PARIS: A popular French Muslim rapper said Friday he is canceling sold-out October concerts at the Bataclan music hall in Paris, a target of the deadly 2015 terror attacks, due to pressure from far-right groups who claim he promotes a radical ideology and is desecrating a now-sacred site.
The statement by Medine came as far-right activists announced plans to try to keep concert-goers from entering the hall for his shows. The father of an attack victim joined them, stressing he was apolitical but wanted action. Patrick Jardin said later that canceling the concert avoided the risk of violence.
Since June, the right and far-right have waged a campaign to shut down Medine’s shows.
The singer said on his verified Facebook and Twitter accounts that the far-right activists’ goal was “to divide” the nation, and “they don’t hesitate to manipulate and reawaken the pain of the families of victims.”
He said he was canceling out of respect for victims’ families and out of concern for fans’ safety.
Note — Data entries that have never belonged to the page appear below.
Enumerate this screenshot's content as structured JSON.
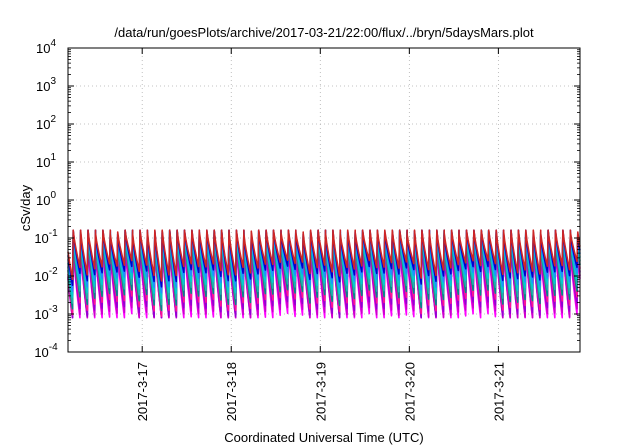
{
  "chart_data": {
    "type": "line",
    "title": "/data/run/goesPlots/archive/2017-03-21/22:00/flux/../bryn/5daysMars.plot",
    "xlabel": "Coordinated Universal Time (UTC)",
    "ylabel": "cSv/day",
    "yscale": "log",
    "ylim": [
      0.0001,
      10000
    ],
    "xlim": [
      "2017-03-16 04:00",
      "2017-03-21 22:00"
    ],
    "y_ticks": [
      {
        "base": "10",
        "exp": "-4"
      },
      {
        "base": "10",
        "exp": "-3"
      },
      {
        "base": "10",
        "exp": "-2"
      },
      {
        "base": "10",
        "exp": "-1"
      },
      {
        "base": "10",
        "exp": "0"
      },
      {
        "base": "10",
        "exp": "1"
      },
      {
        "base": "10",
        "exp": "2"
      },
      {
        "base": "10",
        "exp": "3"
      },
      {
        "base": "10",
        "exp": "4"
      }
    ],
    "x_ticks": [
      "2017-3-17",
      "2017-3-18",
      "2017-3-19",
      "2017-3-20",
      "2017-3-21"
    ],
    "grid": true,
    "orbit_period_hours": 2,
    "series_colors": [
      "#ff00ff",
      "#cc00cc",
      "#9400d3",
      "#ff1493",
      "#008b8b",
      "#20b2aa",
      "#00ced1",
      "#1e90ff",
      "#0000cd",
      "#cd2626"
    ],
    "series_envelope": {
      "peak_min": 0.05,
      "peak_max": 0.16,
      "trough_min": 0.0008,
      "trough_max": 0.02
    }
  }
}
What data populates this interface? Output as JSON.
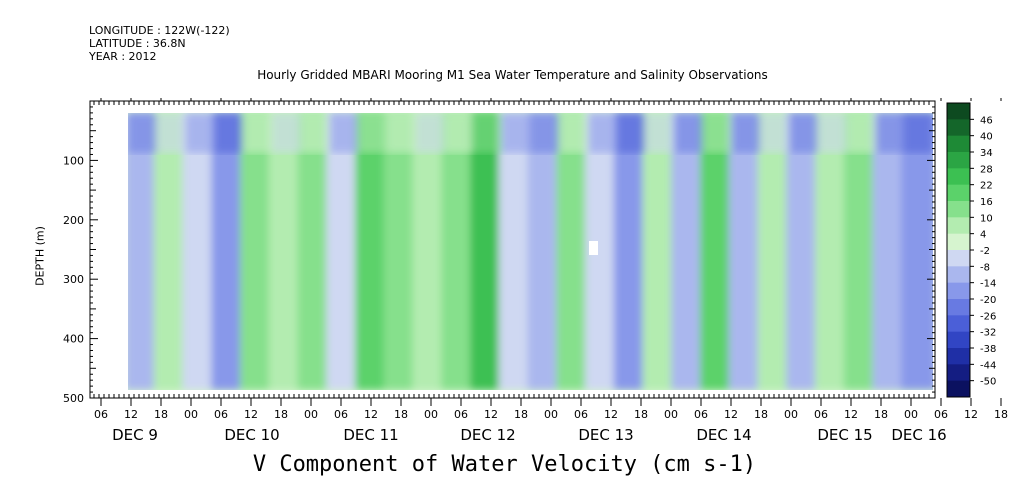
{
  "header": {
    "longitude": "LONGITUDE : 122W(-122)",
    "latitude": "LATITUDE : 36.8N",
    "year": "YEAR : 2012"
  },
  "chart_data": {
    "type": "heatmap",
    "title": "Hourly Gridded MBARI Mooring M1 Sea Water Temperature and Salinity Observations",
    "xlabel": "V Component of Water Velocity (cm s-1)",
    "ylabel": "DEPTH (m)",
    "ylim": [
      500,
      0
    ],
    "y_ticks": [
      100,
      200,
      300,
      400,
      500
    ],
    "x_hour_ticks": [
      "06",
      "12",
      "18",
      "00",
      "06",
      "12",
      "18",
      "00",
      "06",
      "12",
      "18",
      "00",
      "06",
      "12",
      "18",
      "00",
      "06",
      "12",
      "18",
      "00",
      "06",
      "12",
      "18",
      "00",
      "06",
      "12",
      "18",
      "00",
      "06",
      "12",
      "18",
      "00"
    ],
    "x_day_labels": [
      "DEC  9",
      "DEC 10",
      "DEC 11",
      "DEC 12",
      "DEC 13",
      "DEC 14",
      "DEC 15",
      "DEC 16"
    ],
    "colorbar_levels": [
      "46",
      "40",
      "34",
      "28",
      "22",
      "16",
      "10",
      "4",
      "-2",
      "-8",
      "-14",
      "-20",
      "-26",
      "-32",
      "-38",
      "-44",
      "-50"
    ],
    "colorbar_colors": [
      "#0d4a20",
      "#14662a",
      "#1e8a36",
      "#2ba544",
      "#3cc052",
      "#5bd26a",
      "#86e08c",
      "#b3ecb0",
      "#d6f4cf",
      "#cfd8f2",
      "#aab7ee",
      "#8898ea",
      "#687ae2",
      "#4b5fd8",
      "#3145c4",
      "#1f2fa6",
      "#141d82",
      "#0b1160"
    ],
    "series": [
      {
        "x": "DEC 9 06",
        "depth_band": "0-500",
        "value": -14
      },
      {
        "x": "DEC 9 12",
        "depth_band": "0-500",
        "value": 4
      },
      {
        "x": "DEC 9 18",
        "depth_band": "0-500",
        "value": -8
      },
      {
        "x": "DEC 10 00",
        "depth_band": "0-500",
        "value": -20
      },
      {
        "x": "DEC 10 06",
        "depth_band": "0-500",
        "value": 10
      },
      {
        "x": "DEC 10 12",
        "depth_band": "0-500",
        "value": 4
      },
      {
        "x": "DEC 10 18",
        "depth_band": "0-500",
        "value": 10
      },
      {
        "x": "DEC 11 00",
        "depth_band": "0-500",
        "value": -8
      },
      {
        "x": "DEC 11 06",
        "depth_band": "0-500",
        "value": 16
      },
      {
        "x": "DEC 11 12",
        "depth_band": "0-500",
        "value": 10
      },
      {
        "x": "DEC 11 18",
        "depth_band": "0-500",
        "value": 4
      },
      {
        "x": "DEC 12 00",
        "depth_band": "0-500",
        "value": 10
      },
      {
        "x": "DEC 12 06",
        "depth_band": "0-500",
        "value": 22
      },
      {
        "x": "DEC 12 12",
        "depth_band": "0-500",
        "value": -8
      },
      {
        "x": "DEC 12 18",
        "depth_band": "0-500",
        "value": -14
      },
      {
        "x": "DEC 13 00",
        "depth_band": "0-500",
        "value": 10
      },
      {
        "x": "DEC 13 06",
        "depth_band": "0-500",
        "value": -8
      },
      {
        "x": "DEC 13 12",
        "depth_band": "0-500",
        "value": -20
      },
      {
        "x": "DEC 13 18",
        "depth_band": "0-500",
        "value": 4
      },
      {
        "x": "DEC 14 00",
        "depth_band": "0-500",
        "value": -14
      },
      {
        "x": "DEC 14 06",
        "depth_band": "0-500",
        "value": 16
      },
      {
        "x": "DEC 14 12",
        "depth_band": "0-500",
        "value": -14
      },
      {
        "x": "DEC 14 18",
        "depth_band": "0-500",
        "value": 4
      },
      {
        "x": "DEC 15 00",
        "depth_band": "0-500",
        "value": -14
      },
      {
        "x": "DEC 15 06",
        "depth_band": "0-500",
        "value": 4
      },
      {
        "x": "DEC 15 12",
        "depth_band": "0-500",
        "value": 10
      },
      {
        "x": "DEC 15 18",
        "depth_band": "0-500",
        "value": -14
      },
      {
        "x": "DEC 16 00",
        "depth_band": "0-500",
        "value": -20
      }
    ]
  }
}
Medine said he would perform, instead, in November at another major Paris music venue.
“It’s a decision of good sense,” said Jardin, the father of Nathalie Jardin, a Bataclan lighting engineer who was among 90 people killed on Nov. 13, 2015, when extremists invaded the music hall, one of several targets that night in which 130 people were killed.
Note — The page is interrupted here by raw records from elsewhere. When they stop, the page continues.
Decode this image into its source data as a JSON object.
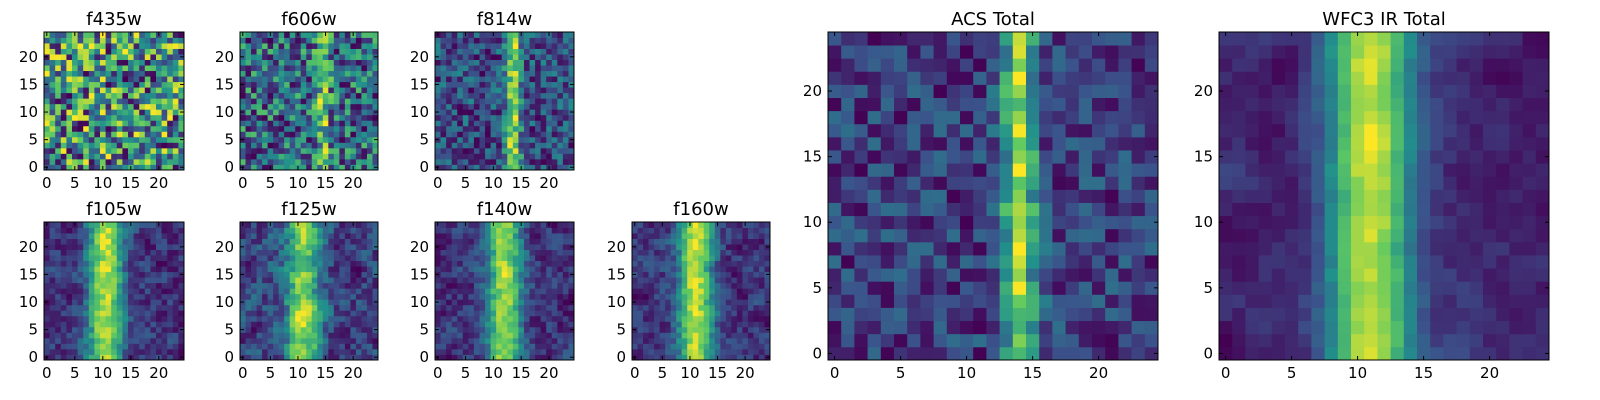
{
  "figure": {
    "colormap": "viridis",
    "colormap_stops": [
      "#440154",
      "#3b528b",
      "#21918c",
      "#5ec962",
      "#fde725"
    ],
    "background": "#ffffff"
  },
  "chart_data": [
    {
      "type": "heatmap",
      "title": "f435w",
      "grid_size": 25,
      "xlim": [
        0,
        24
      ],
      "ylim": [
        0,
        24
      ],
      "x_ticks": [
        "0",
        "5",
        "10",
        "15",
        "20"
      ],
      "y_ticks": [
        "0",
        "5",
        "10",
        "15",
        "20"
      ],
      "band_center": null,
      "band_strength": 0.0,
      "background_level": 0.72,
      "noise": 0.22,
      "smooth": 0,
      "seed": 11
    },
    {
      "type": "heatmap",
      "title": "f606w",
      "grid_size": 25,
      "xlim": [
        0,
        24
      ],
      "ylim": [
        0,
        24
      ],
      "x_ticks": [
        "0",
        "5",
        "10",
        "15",
        "20"
      ],
      "y_ticks": [
        "0",
        "5",
        "10",
        "15",
        "20"
      ],
      "band_center": 14.5,
      "band_strength": 0.25,
      "background_level": 0.62,
      "noise": 0.25,
      "smooth": 0,
      "seed": 22
    },
    {
      "type": "heatmap",
      "title": "f814w",
      "grid_size": 25,
      "xlim": [
        0,
        24
      ],
      "ylim": [
        0,
        24
      ],
      "x_ticks": [
        "0",
        "5",
        "10",
        "15",
        "20"
      ],
      "y_ticks": [
        "0",
        "5",
        "10",
        "15",
        "20"
      ],
      "band_center": 13.5,
      "band_strength": 0.55,
      "background_level": 0.38,
      "noise": 0.22,
      "smooth": 0,
      "seed": 33
    },
    {
      "type": "heatmap",
      "title": "f105w",
      "grid_size": 25,
      "xlim": [
        0,
        24
      ],
      "ylim": [
        0,
        24
      ],
      "x_ticks": [
        "0",
        "5",
        "10",
        "15",
        "20"
      ],
      "y_ticks": [
        "0",
        "5",
        "10",
        "15",
        "20"
      ],
      "band_center": 10.5,
      "band_strength": 0.45,
      "background_level": 0.5,
      "noise": 0.14,
      "smooth": 1,
      "seed": 44
    },
    {
      "type": "heatmap",
      "title": "f125w",
      "grid_size": 25,
      "xlim": [
        0,
        24
      ],
      "ylim": [
        0,
        24
      ],
      "x_ticks": [
        "0",
        "5",
        "10",
        "15",
        "20"
      ],
      "y_ticks": [
        "0",
        "5",
        "10",
        "15",
        "20"
      ],
      "band_center": 11.0,
      "band_strength": 0.3,
      "background_level": 0.62,
      "noise": 0.14,
      "smooth": 1,
      "seed": 55
    },
    {
      "type": "heatmap",
      "title": "f140w",
      "grid_size": 25,
      "xlim": [
        0,
        24
      ],
      "ylim": [
        0,
        24
      ],
      "x_ticks": [
        "0",
        "5",
        "10",
        "15",
        "20"
      ],
      "y_ticks": [
        "0",
        "5",
        "10",
        "15",
        "20"
      ],
      "band_center": 12.0,
      "band_strength": 0.45,
      "background_level": 0.45,
      "noise": 0.14,
      "smooth": 1,
      "seed": 66
    },
    {
      "type": "heatmap",
      "title": "f160w",
      "grid_size": 25,
      "xlim": [
        0,
        24
      ],
      "ylim": [
        0,
        24
      ],
      "x_ticks": [
        "0",
        "5",
        "10",
        "15",
        "20"
      ],
      "y_ticks": [
        "0",
        "5",
        "10",
        "15",
        "20"
      ],
      "band_center": 11.0,
      "band_strength": 0.5,
      "background_level": 0.35,
      "noise": 0.14,
      "smooth": 1,
      "seed": 77
    },
    {
      "type": "heatmap",
      "title": "ACS Total",
      "grid_size": 25,
      "xlim": [
        0,
        24
      ],
      "ylim": [
        0,
        24
      ],
      "x_ticks": [
        "0",
        "5",
        "10",
        "15",
        "20"
      ],
      "y_ticks": [
        "0",
        "5",
        "10",
        "15",
        "20"
      ],
      "band_center": 14.0,
      "band_strength": 0.55,
      "background_level": 0.45,
      "noise": 0.16,
      "smooth": 0,
      "seed": 88
    },
    {
      "type": "heatmap",
      "title": "WFC3 IR Total",
      "grid_size": 25,
      "xlim": [
        0,
        24
      ],
      "ylim": [
        0,
        24
      ],
      "x_ticks": [
        "0",
        "5",
        "10",
        "15",
        "20"
      ],
      "y_ticks": [
        "0",
        "5",
        "10",
        "15",
        "20"
      ],
      "band_center": 11.0,
      "band_strength": 0.5,
      "background_level": 0.4,
      "noise": 0.1,
      "smooth": 2,
      "seed": 99
    }
  ]
}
“I think they avoided blood running again at the Bataclan,” he said, noting that “very determined” people were expected to show up ahead of the concerts.
Jardin said he wrote twice to Medine but never received a response from him or from the police chief.
A 2005 album by Medine, “Jihad,” with a picture of the singer with a saber, was posted on social media in June, melded to a poster of his upcoming Bataclan show, spurring rancor and leading some to believe he would sing about jihad, or holy war. Medine has noted the album’s subtitle is “The Biggest Combat is Against Yourself.”
In a 2015 album “Don’t Laik,” evoking French secularism in a play on words, he sings, “Crucify (secularists) like in Golgotha,” or Calvary, the site of Jesus’ crucifixion.
“We can’t allow victims to be assassinated a second time,” said activist Richard Roudier of the League du Midi.